A "bull in a china shop" calls up a picture of tremendous uproar and devastation. The ancient Greeks substituted "An ass peeping." Menander, three hundred years before the Christian era, refers to it, as do Lucian and others. The story upon which it is founded is, that an ass, being driven along the road, put its head into the shop of a potter. This potter was a great lover of birds, and had many of them in his shop, and the sudden appearance of the ass's great head frightened them and led to a big smashing up of the crockery. The moral may be found in another ancient saying—"A mad beast must have a sober driver." The Latin "Bovem in lingua habet"—"He has an ox on his tongue"—is a hint that the man has been bribed to silence or false speech, an ox being a favourite device on the coins. Another saying of like significance is that, "The man has a bone in his mouth." A valuable lesson to the discontented, a warning that necessary troubles must be endured, that duties may not be shirked, is this—"To what place can the ox go where he will not plough?"

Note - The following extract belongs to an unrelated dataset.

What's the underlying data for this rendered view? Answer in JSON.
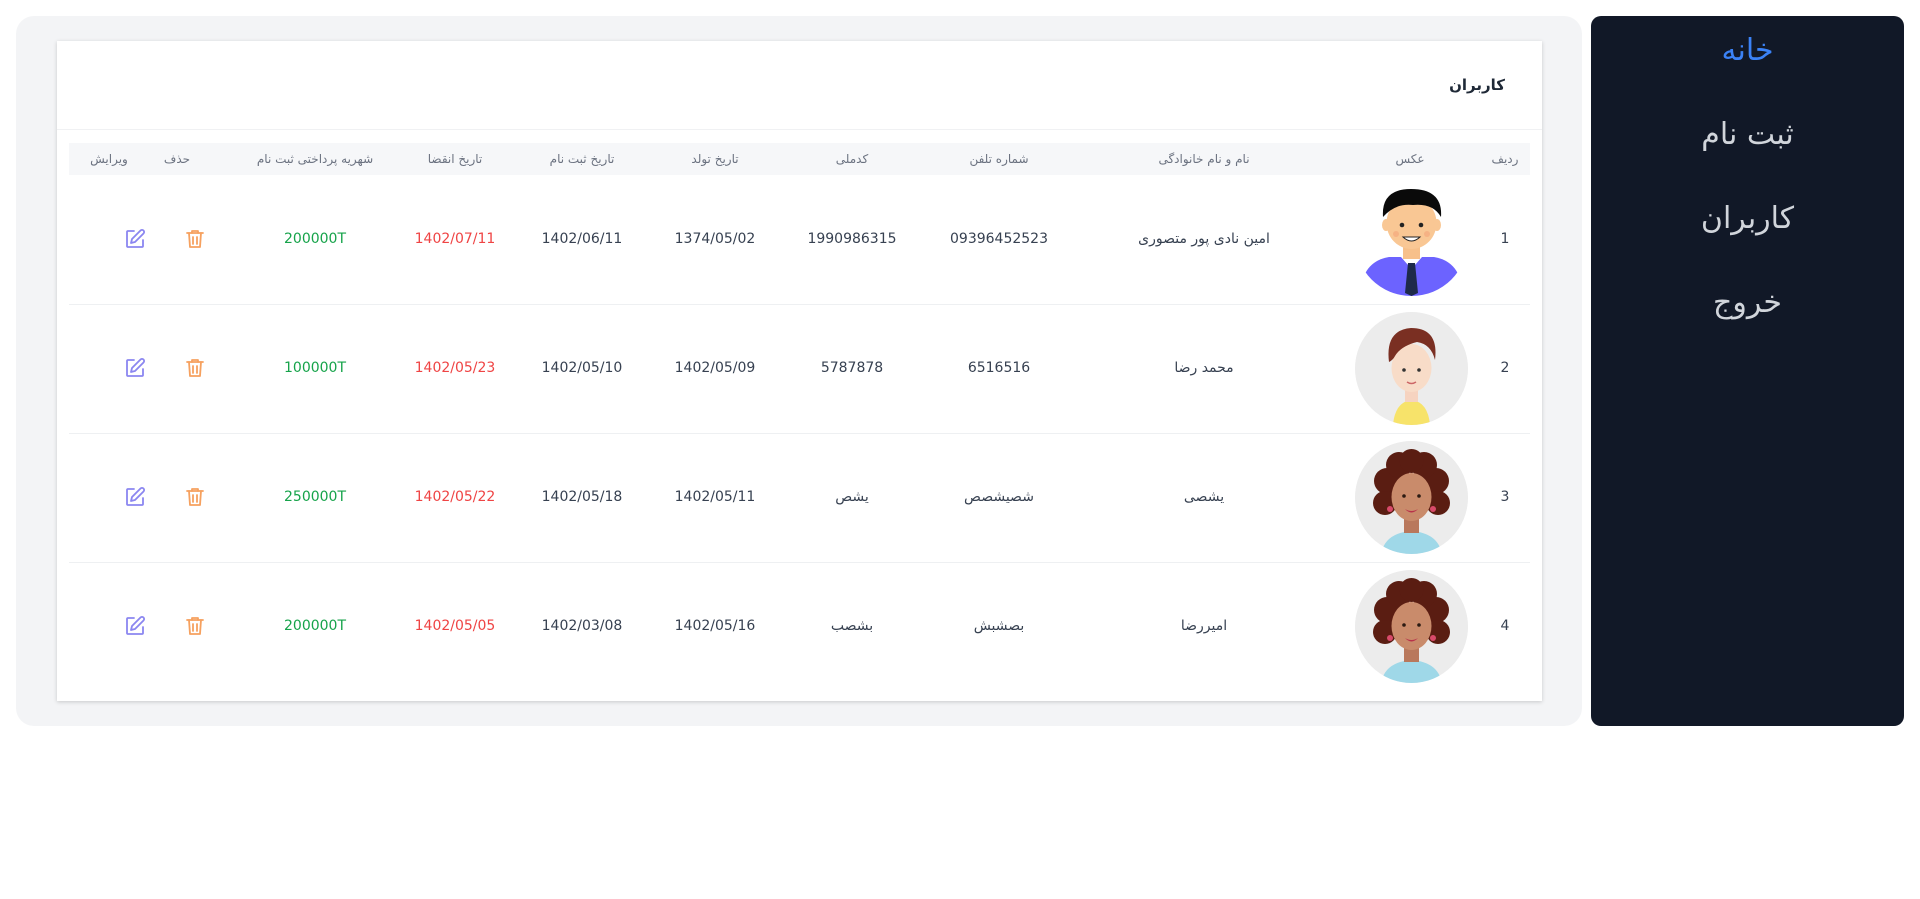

That the malicious cannot do all the harm they would is happily suggested in the adage, "Curst cows have curt horns." This proverb is centuries old, and is merely a translation from an ancient Latin[175:A] original—if indeed it be safe to suggest any date when this proverb sprung into birth—for it is quite possible that Noah quoted it as a bit of the good old wisdom of his forefathers.